Война - Стаднюк Иван Фотиевич - Страница 193
- Предыдущая
- 193/256
- Следующая
Нет ничего легче, как бранчливо судить о прошлом, ибо налицо все его сильные и слабые стороны, все порушенное и созданное им. А каждый новый прожитый год – очевидная ступень, с которой прошлое видится все в более главном. Но точно ли видится? Не бывает ли внушенного обмана зрения? Ведь историю делают люди, значит, они и судят ее. Творя сегодняшний день, они ревниво оглядываются в прошлое, стараясь внести что-то свое, новое, важное, заметное. А их деятельность, направляемая ими политика и экономика, культура и общественная жизнь зависят от многого – от их знания, опыта, глубины ума и темперамента, от чувства времени и чувства истории вообще, от логичности отвержения одних законов и принятия других, от наличия или отсутствия честолюбия, от множества непредвиденных обстоятельств, связанных и с тем, кто и как плодотворно вершит государственные и политические дела…
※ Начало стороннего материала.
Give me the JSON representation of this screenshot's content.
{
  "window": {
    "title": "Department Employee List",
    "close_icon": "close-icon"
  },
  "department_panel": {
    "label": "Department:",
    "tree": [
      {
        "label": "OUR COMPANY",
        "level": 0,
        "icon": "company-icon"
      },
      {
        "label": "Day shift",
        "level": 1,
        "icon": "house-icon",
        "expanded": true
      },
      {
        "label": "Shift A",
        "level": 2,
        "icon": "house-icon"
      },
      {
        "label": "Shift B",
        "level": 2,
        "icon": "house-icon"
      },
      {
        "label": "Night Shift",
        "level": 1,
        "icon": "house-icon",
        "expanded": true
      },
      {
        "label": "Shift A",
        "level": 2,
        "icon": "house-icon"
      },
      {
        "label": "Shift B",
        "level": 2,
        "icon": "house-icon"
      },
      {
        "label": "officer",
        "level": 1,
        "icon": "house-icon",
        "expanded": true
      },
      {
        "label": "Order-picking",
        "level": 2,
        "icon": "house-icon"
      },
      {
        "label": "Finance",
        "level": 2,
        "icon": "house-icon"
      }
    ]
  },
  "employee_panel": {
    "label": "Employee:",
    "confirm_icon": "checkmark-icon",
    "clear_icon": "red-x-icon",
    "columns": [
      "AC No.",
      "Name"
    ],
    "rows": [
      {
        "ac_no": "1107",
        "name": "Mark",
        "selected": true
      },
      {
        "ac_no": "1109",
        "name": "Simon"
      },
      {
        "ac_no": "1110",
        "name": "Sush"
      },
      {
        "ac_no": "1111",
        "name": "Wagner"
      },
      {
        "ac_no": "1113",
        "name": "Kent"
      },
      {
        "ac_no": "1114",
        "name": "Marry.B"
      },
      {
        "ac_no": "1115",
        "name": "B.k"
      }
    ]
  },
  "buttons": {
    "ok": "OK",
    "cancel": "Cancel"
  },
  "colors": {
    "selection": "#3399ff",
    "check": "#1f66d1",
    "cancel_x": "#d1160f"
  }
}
Рой мыслей – мимолетных, чуть прикоснувшихся к сердцу или наваливавшихся глыбой – вплетался в пеструю ленту тревог и надежд, болей и сомнений, уносил Федора Ксенофонтовича в прошлое и вновь возвращал в сегодняшний день… Подумалось и о том, что ведь существует связь между государством и отдельной личностью, между деятельностью правительства и усилиями одного человека. Не в этом ли значение и сила государства?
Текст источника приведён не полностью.